Nowadays, stress has become a growing problem for society due to its high impact on individuals but also on health care systems and companies. In order to overcome this problem, early detection of stress is a key factor. Previous studies have shown the effectiveness of text analysis in the detection of sentiment, emotion, and mental illness. However, existing solutions for stress detection from text are focused on a specific corpus. There is still a lack of well-validated methods that provide good results in different datasets. We aim to advance state of the art by proposing a method to detect stress in textual data and evaluating it using multiple public English datasets. The proposed approach combines lexicon-based features with distributional representations to enhance classification performance. To help organize features for stress detection in text, we propose a lexicon-based feature framework that exploits affective, syntactic, social, and topic-related features. Also, three different word embedding techniques are studied for exploiting distributional representation.
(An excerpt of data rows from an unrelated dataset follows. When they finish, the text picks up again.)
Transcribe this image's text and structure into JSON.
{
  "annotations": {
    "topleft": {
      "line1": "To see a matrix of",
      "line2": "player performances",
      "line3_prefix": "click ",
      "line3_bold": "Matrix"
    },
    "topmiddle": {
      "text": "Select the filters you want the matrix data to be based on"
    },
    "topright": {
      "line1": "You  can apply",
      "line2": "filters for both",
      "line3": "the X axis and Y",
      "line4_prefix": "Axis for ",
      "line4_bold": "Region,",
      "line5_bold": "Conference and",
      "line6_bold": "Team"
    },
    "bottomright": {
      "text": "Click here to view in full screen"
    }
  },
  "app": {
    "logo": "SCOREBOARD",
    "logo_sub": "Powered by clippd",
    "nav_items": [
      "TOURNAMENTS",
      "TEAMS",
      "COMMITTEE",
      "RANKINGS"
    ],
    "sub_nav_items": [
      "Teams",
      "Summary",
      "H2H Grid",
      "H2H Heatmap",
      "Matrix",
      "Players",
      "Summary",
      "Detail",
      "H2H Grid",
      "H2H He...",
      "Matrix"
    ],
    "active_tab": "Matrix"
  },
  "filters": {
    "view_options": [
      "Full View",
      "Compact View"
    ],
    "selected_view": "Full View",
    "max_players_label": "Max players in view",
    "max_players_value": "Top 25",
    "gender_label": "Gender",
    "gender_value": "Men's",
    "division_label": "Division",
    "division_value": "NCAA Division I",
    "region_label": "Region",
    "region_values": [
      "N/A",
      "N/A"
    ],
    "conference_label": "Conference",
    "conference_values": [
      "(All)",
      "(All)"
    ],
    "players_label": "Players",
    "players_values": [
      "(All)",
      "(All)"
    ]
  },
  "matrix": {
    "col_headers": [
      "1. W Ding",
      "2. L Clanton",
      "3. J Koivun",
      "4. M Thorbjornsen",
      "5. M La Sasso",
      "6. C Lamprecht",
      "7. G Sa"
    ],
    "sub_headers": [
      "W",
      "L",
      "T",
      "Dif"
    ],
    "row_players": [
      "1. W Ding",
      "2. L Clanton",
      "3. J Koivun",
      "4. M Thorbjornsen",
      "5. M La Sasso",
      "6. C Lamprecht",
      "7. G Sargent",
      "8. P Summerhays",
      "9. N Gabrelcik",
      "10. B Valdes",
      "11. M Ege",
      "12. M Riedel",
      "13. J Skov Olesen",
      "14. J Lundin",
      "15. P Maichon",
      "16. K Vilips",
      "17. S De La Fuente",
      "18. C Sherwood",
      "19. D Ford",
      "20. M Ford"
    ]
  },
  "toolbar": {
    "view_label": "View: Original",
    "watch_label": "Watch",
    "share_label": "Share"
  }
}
Our approach has been implemented with three machine learning models that have been evaluated in terms of performance through several experiments. This evaluation has been conducted using three public English datasets and provides a baseline for other researchers. The obtained results identify the combination of FastText embeddings with a selection of lexicon-based features as the best-performing model, achieving F-scores above 80%.

 

 

The article "Semantic Modeling of a VLC-Enabled Task Automation Platform for Smart Offices", by Sergio Muñoz, Carlos A. Iglesias, Andrei Scheianu and George Suciu has been published in the Electronics journal (2.397 impact factor, JCR Q2 2020). This work is a product of the TETRAMAX VLP Project (Cátedra Cabify-UPM))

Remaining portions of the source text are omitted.